Our children are being systematically turned into automatons that pass tests. That is, if their teachers think they can pass the test. Otherwise, they’re discarded, and teachers are trained not to spend time with kids they don’t think will pass. I received an advance copy of Barry Schwartz’s and Kenneth Sharpe’s Practical Wisdom just before Christmas, and it’s been making me crazy! You can watch the TED video now. The book is coming out this month.
The words, ‘I’M AS MAD AS HELL, AND I’M NOT GOING TO TAKE THIS ANYMORE! from Howard Beale in the 1976 movie Network don’t come close to expressing my outrage. Schwartz talks about how standardized test scores and teaching affect our students. Low-performing schools in New York and other states are forced to teach all of their courses via standardized teaching materials that leave no room for teachers to be creative and help with individual student needs. The much-needed ability for teachers to think on their feet and create solutions as they go is actively being discouraged in most public school systems. Courses are scripted word by word!

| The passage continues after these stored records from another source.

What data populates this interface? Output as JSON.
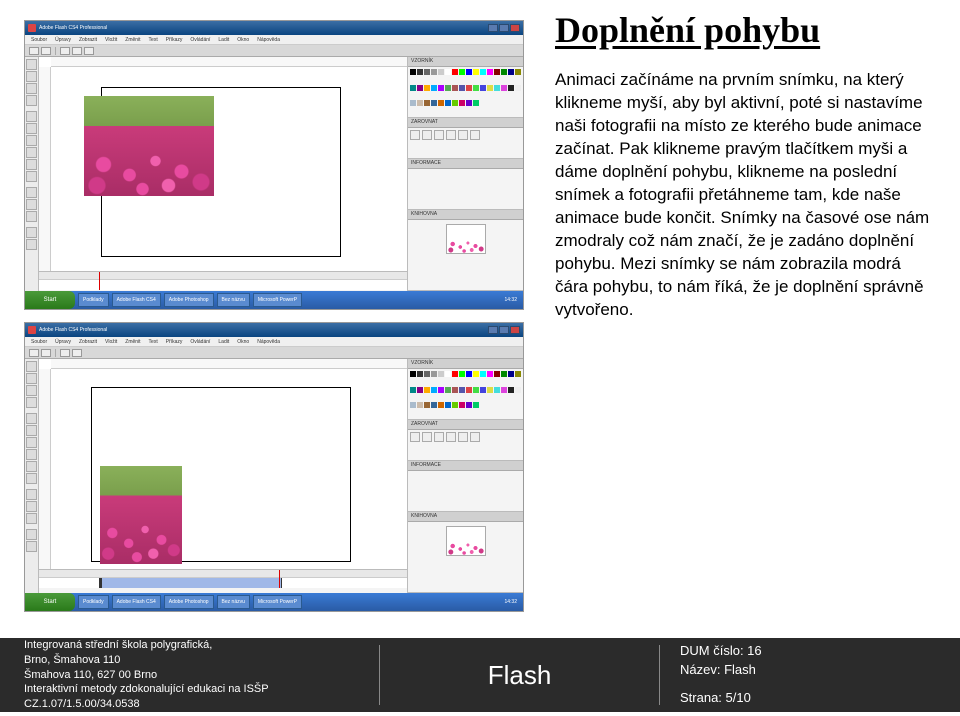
{
  "heading": "Doplnění pohybu",
  "body": "Animaci začínáme na prvním snímku, na který klikneme myší, aby byl aktivní, poté si nastavíme naši fotografii na místo ze kterého bude animace začínat. Pak klikneme pravým tlačítkem myši a dáme doplnění pohybu, klikneme na poslední snímek a fotografii přetáhneme tam, kde naše animace bude končit. Snímky na časové ose nám zmodraly což nám značí, že je zadáno doplnění pohybu. Mezi snímky se nám zobrazila modrá čára pohybu, to nám říká, že je doplnění správně vytvořeno.",
  "screenshot": {
    "app_title": "Adobe Flash CS4 Professional",
    "menu": [
      "Soubor",
      "Úpravy",
      "Zobrazit",
      "Vložit",
      "Změnit",
      "Text",
      "Příkazy",
      "Ovládání",
      "Ladit",
      "Okno",
      "Nápověda"
    ],
    "panels": {
      "swatches": "VZORNÍK",
      "align": "ZAROVNAT",
      "info": "INFORMACE",
      "library": "KNIHOVNA"
    },
    "taskbar": {
      "start": "Start",
      "items": [
        "Podklady",
        "Adobe Flash CS4",
        "Adobe Photoshop",
        "Bez názvu",
        "Microsoft PowerP"
      ],
      "time": "14:32"
    }
  },
  "footer": {
    "school1": "Integrovaná střední škola polygrafická,",
    "school2": "Brno, Šmahova 110",
    "school3": "Šmahova 110, 627 00 Brno",
    "project": "Interaktivní metody zdokonalující edukaci na ISŠP",
    "code": "CZ.1.07/1.5.00/34.0538",
    "center": "Flash",
    "dum": "DUM číslo: 16",
    "name": "Název: Flash",
    "page": "Strana: 5/10"
  },
  "swatch_colors": [
    "#000",
    "#333",
    "#666",
    "#999",
    "#ccc",
    "#fff",
    "#f00",
    "#0f0",
    "#00f",
    "#ff0",
    "#0ff",
    "#f0f",
    "#800",
    "#080",
    "#008",
    "#880",
    "#088",
    "#808",
    "#fa0",
    "#0af",
    "#a0f",
    "#5a5",
    "#a55",
    "#55a",
    "#d44",
    "#4d4",
    "#44d",
    "#dd4",
    "#4dd",
    "#d4d",
    "#222",
    "#eee",
    "#abc",
    "#cba",
    "#963",
    "#369",
    "#c60",
    "#06c",
    "#6c0",
    "#c06",
    "#60c",
    "#0c6"
  ]
}
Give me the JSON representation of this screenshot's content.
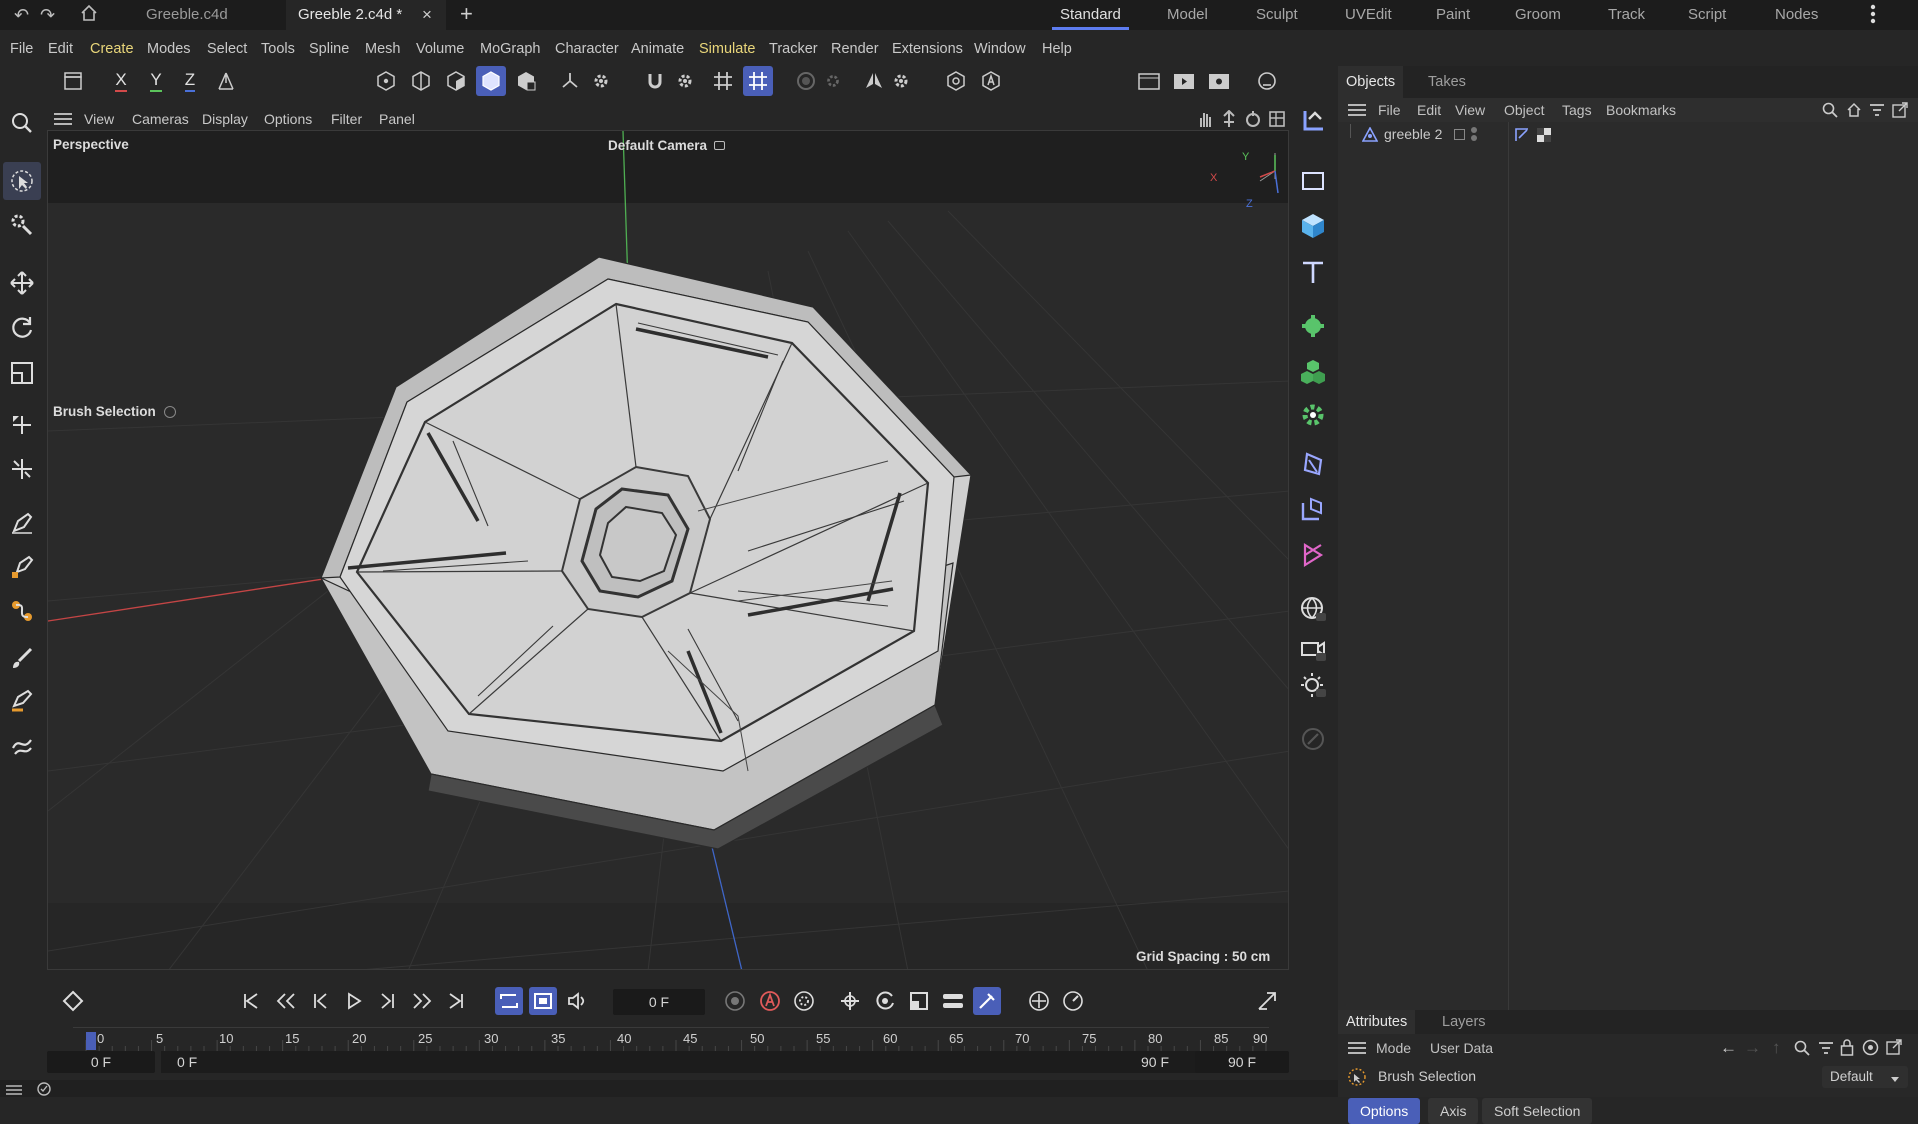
{
  "app": {
    "tabs": [
      {
        "label": "Greeble.c4d",
        "active": false
      },
      {
        "label": "Greeble 2.c4d *",
        "active": true
      }
    ],
    "close_glyph": "×",
    "new_tab_glyph": "+",
    "layouts": [
      "Standard",
      "Model",
      "Sculpt",
      "UVEdit",
      "Paint",
      "Groom",
      "Track",
      "Script",
      "Nodes"
    ],
    "active_layout": "Standard"
  },
  "menubar": [
    "File",
    "Edit",
    "Create",
    "Modes",
    "Select",
    "Tools",
    "Spline",
    "Mesh",
    "Volume",
    "MoGraph",
    "Character",
    "Animate",
    "Simulate",
    "Tracker",
    "Render",
    "Extensions",
    "Window",
    "Help"
  ],
  "menubar_highlighted": [
    "Create",
    "Simulate"
  ],
  "toolbar": {
    "axis_x": "X",
    "axis_y": "Y",
    "axis_z": "Z"
  },
  "viewport": {
    "menu": [
      "View",
      "Cameras",
      "Display",
      "Options",
      "Filter",
      "Panel"
    ],
    "view_name": "Perspective",
    "camera_label": "Default Camera",
    "tool_label": "Brush Selection",
    "grid_spacing": "Grid Spacing : 50 cm",
    "axis_labels": {
      "x": "X",
      "y": "Y",
      "z": "Z"
    }
  },
  "timeline": {
    "current_frame": "0 F",
    "start_field": "0 F",
    "range_start": "0 F",
    "range_end": "90 F",
    "end_field": "90 F",
    "ticks": [
      "0",
      "5",
      "10",
      "15",
      "20",
      "25",
      "30",
      "35",
      "40",
      "45",
      "50",
      "55",
      "60",
      "65",
      "70",
      "75",
      "80",
      "85",
      "90"
    ]
  },
  "objects_panel": {
    "tabs": [
      "Objects",
      "Takes"
    ],
    "menu": [
      "File",
      "Edit",
      "View",
      "Object",
      "Tags",
      "Bookmarks"
    ],
    "objects": [
      {
        "name": "greeble 2"
      }
    ]
  },
  "attributes_panel": {
    "tabs": [
      "Attributes",
      "Layers"
    ],
    "menu": [
      "Mode",
      "User Data"
    ],
    "tool_name": "Brush Selection",
    "preset": "Default",
    "subtabs": [
      {
        "label": "Options",
        "active": true
      },
      {
        "label": "Axis",
        "active": false
      },
      {
        "label": "Soft Selection",
        "active": false
      }
    ]
  },
  "colors": {
    "accent": "#4a5fb8",
    "menu_highlight": "#e9d67a",
    "axis_x": "#d24a4a",
    "axis_y": "#5bc35b",
    "axis_z": "#4a70d8",
    "green_icon": "#59c46b"
  },
  "icons": [
    "undo-icon",
    "redo-icon",
    "home-icon",
    "search-icon",
    "live-selection-icon",
    "move-icon",
    "rotate-icon",
    "scale-icon",
    "brush-icon",
    "camera-icon",
    "cube-icon",
    "text-icon",
    "gear-icon",
    "play-icon",
    "record-icon",
    "layer-icon"
  ]
}
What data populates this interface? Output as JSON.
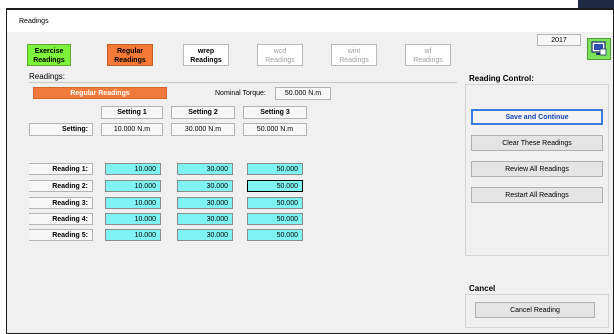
{
  "window": {
    "title": "Readings"
  },
  "tabs": [
    {
      "line1": "Exercise",
      "line2": "Readings",
      "style": "green"
    },
    {
      "line1": "Regular",
      "line2": "Readings",
      "style": "orange"
    },
    {
      "line1": "wrep",
      "line2": "Readings",
      "style": "active"
    },
    {
      "line1": "wcd",
      "line2": "Readings",
      "style": "disabled"
    },
    {
      "line1": "wint",
      "line2": "Readings",
      "style": "disabled"
    },
    {
      "line1": "wf",
      "line2": "Readings",
      "style": "disabled"
    }
  ],
  "year": "2017",
  "readings": {
    "section_label": "Readings:",
    "banner": "Regular Readings",
    "nominal_torque_label": "Nominal Torque:",
    "nominal_torque_value": "50.000 N.m",
    "setting_headers": [
      "Setting 1",
      "Setting 2",
      "Setting 3"
    ],
    "setting_label": "Setting:",
    "setting_values": [
      "10.000 N.m",
      "30.000 N.m",
      "50.000 N.m"
    ],
    "rows": [
      {
        "label": "Reading 1:",
        "values": [
          "10.000",
          "30.000",
          "50.000"
        ]
      },
      {
        "label": "Reading 2:",
        "values": [
          "10.000",
          "30.000",
          "50.000"
        ]
      },
      {
        "label": "Reading 3:",
        "values": [
          "10.000",
          "30.000",
          "50.000"
        ]
      },
      {
        "label": "Reading 4:",
        "values": [
          "10.000",
          "30.000",
          "50.000"
        ]
      },
      {
        "label": "Reading 5:",
        "values": [
          "10.000",
          "30.000",
          "50.000"
        ]
      }
    ]
  },
  "control": {
    "section_label": "Reading Control:",
    "save": "Save and Continue",
    "clear": "Clear These Readings",
    "review": "Review All Readings",
    "restart": "Restart All Readings"
  },
  "cancel": {
    "section_label": "Cancel",
    "button": "Cancel Reading"
  },
  "colors": {
    "exercise_tab": "#7cf23a",
    "regular_tab": "#f57a36",
    "reading_cell": "#7ff3f1",
    "primary_border": "#3a7be0"
  },
  "icons": {
    "top_right_button": "monitor-icon"
  }
}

Worse, starting in 2003, publishers like McGraw-Hill have trainers and consultants that interrupt lessons and chastise teachers in front of students for not following scripts. In Texas, a consultant hired to raise test scores came in and told the faculty of Beck Elementary School and handed out green, yellow and red highlighters. The consultant said, “Take out your classes’ latest benchmark scores, and divide your students into three groups. Color the “safe cases,” or kids who will pass, green. Now, here’s the most important part: Identify the kids who are “suitable cases for treatment.” Those are the ones who can pass with a little extra help. Color them yellow. Then, color the kids who have no chance of passing this year and the kids that don’t count, the “hopeless cases” - Red. You should focus your attention on the yellow kids. They’ll give you the biggest return on your investment.”
No child left behind my ass! More like every child doomed to mediocrity. Who’s bright idea was it to let the people selling the materials make the tests and evaluate their usage and outcomes? I was in tears as I read this. It’s why I’m sitting here writing now. I had to blow off some steam. This reads like a bad movie to me. The 1990 movie Pump up the Volume had a plot like this, but the principal was expelling the poor performers, not ignoring them.
I graduated from high school in 1982, and there were good teachers and bad ones, better and worse schools, but education was more accessible. Certainly, there was lots of room for improvement. I hated my grade school experiences. It was a special kind of hell. That’s what it’s like for someone who doesn’t fit neatly into square holes, but I did receive an education. Since I don’t have kids and haven’t been in classrooms much, I had no idea what was happening in them. Some of my friends homeschool their kids. Now I know why! It’s hard to believe that things have worsened since I was in school.
If we continue to judge the success of education on numbers alone, we will continue to doom future generations and, inevitably, our entire country to mediocrity at best. Numbers can and will be gamed to the advantage of the few and the detriment of the many.